Ah! Cette passion qui toujours recommence!
Ce ciel que l’ombre ceint d’épines chaque soir!
Los versos de Rodenbach suenan —música de órgano— en estas calles que cierran ahora los párpados de sus ventanas y se quedan traspuestas en un sueño. Me acuerdo de una lejana avenida del Père Lachaise, donde había una estatua de bronce con una rosa en la mano. No quiero abrir los ojos, porque alguien debe estar encendiendo un cirio del color de la sangre en una iglesia.
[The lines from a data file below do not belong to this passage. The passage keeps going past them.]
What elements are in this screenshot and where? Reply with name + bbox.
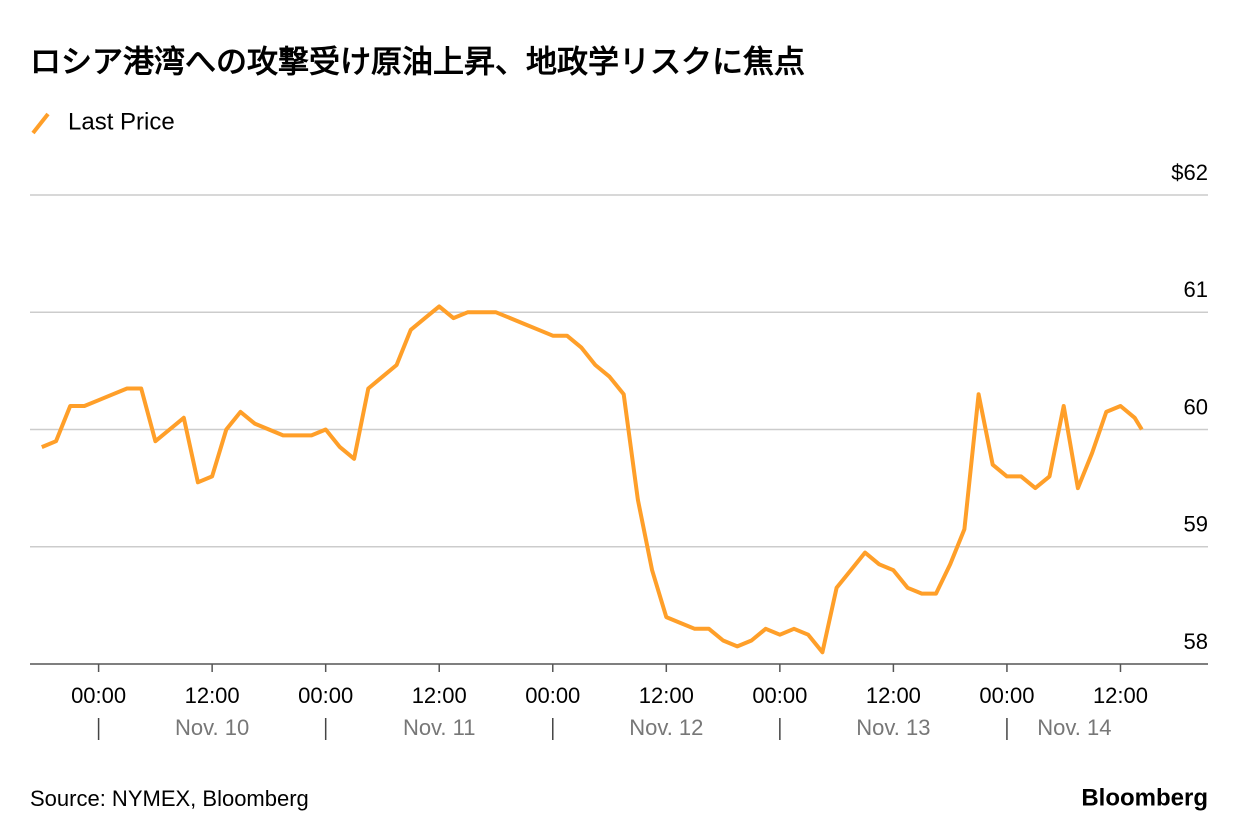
day-label: Nov. 10 xyxy=(175,715,249,740)
x-tick-label: 12:00 xyxy=(866,683,921,708)
chart-title: ロシア港湾への攻撃受け原油上昇、地政学リスクに焦点 xyxy=(30,45,805,81)
source: Source: NYMEX, Bloomberg xyxy=(30,786,309,811)
y-tick-label: 59 xyxy=(1184,512,1208,537)
x-tick-label: 00:00 xyxy=(71,683,126,708)
x-tick-label: 12:00 xyxy=(185,683,240,708)
x-tick-label: 00:00 xyxy=(525,683,580,708)
day-label: Nov. 12 xyxy=(629,715,703,740)
x-tick-label: 12:00 xyxy=(1093,683,1148,708)
price-line xyxy=(41,304,1144,655)
y-tick-label: 60 xyxy=(1184,394,1208,419)
y-tick-label: 58 xyxy=(1184,629,1208,654)
x-tick-label: 12:00 xyxy=(412,683,467,708)
x-tick-label: 00:00 xyxy=(298,683,353,708)
day-label: Nov. 13 xyxy=(856,715,930,740)
y-tick-label: 61 xyxy=(1184,277,1208,302)
legend-label: Last Price xyxy=(68,108,175,135)
day-label: Nov. 11 xyxy=(403,715,476,740)
x-tick-label: 00:00 xyxy=(752,683,807,708)
x-tick-label: 12:00 xyxy=(639,683,694,708)
legend-swatch xyxy=(31,112,50,135)
y-tick-label: $62 xyxy=(1171,160,1208,185)
brand: Bloomberg xyxy=(1081,784,1208,811)
x-tick-label: 00:00 xyxy=(979,683,1034,708)
day-label: Nov. 14 xyxy=(1037,715,1111,740)
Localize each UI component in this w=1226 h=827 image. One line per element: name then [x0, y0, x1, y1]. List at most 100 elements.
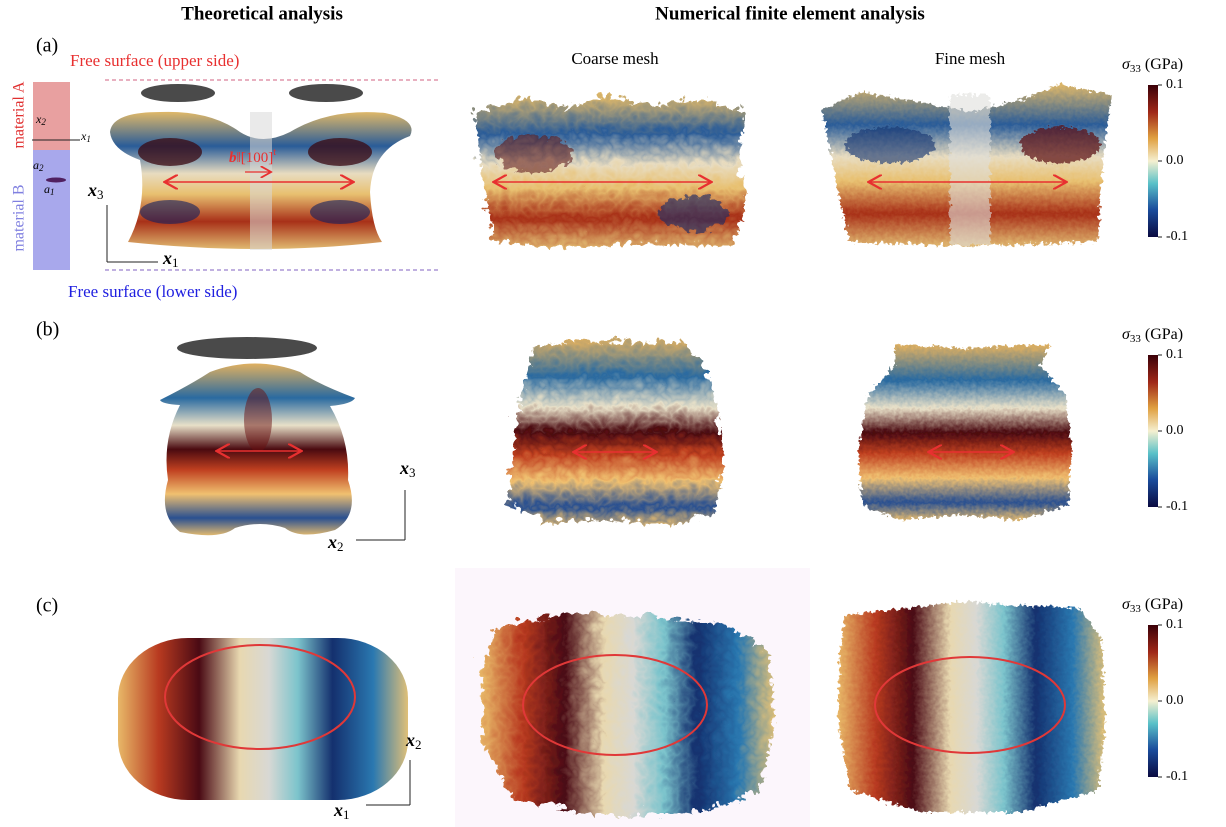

El más romántico de los mausoleos del Père Lachaise es, para mi gusto, el de Georges Rodenbach. Era un hombre elegante como sus versos, melancólico como su caligrafía de vaga pluma. Había vivido en Gante, como los emperadores, se enamoró de Brujas y murió en París, lejos de esta ciudad de los canales a la que había regalado su corazón. Espero que los jóvenes románticos no olviden nunca a este poeta que, como los violinistas de las esquinas, vistió de melancolía las calles de nuestra vieja Europa. Entre todas las ciudades del mundo, Brujas la muerta es la más bella, porque sólo existe en la geografía del alma.
Bajo la apariencia de un virtuosismo fácil, Georges Rodenbach mantuvo el rigor de la prosodia clásica y esa tensión de la cuerda que es, para el poeta clásico, lo contrario del vacuo tecnicismo moderno. Una figura de bronce —ostentosa y lánguida como un verso simbolista— sale del interior de su tumba, rompiendo la piedra sepulcral para levantar en su mano una rosa. En la piedra hay unos versos, ya gastados por el tiempo, que son el réquiem más bello que conozco:
Seigneur, donnez moi donc cet espoir de revivre
dans la mélancolique éternité du livre.
El aire está lleno de procesiones rosas que dejan un olor de incienso. Hay rosas rojas, avergonzadas de que alguien pueda verlas amar.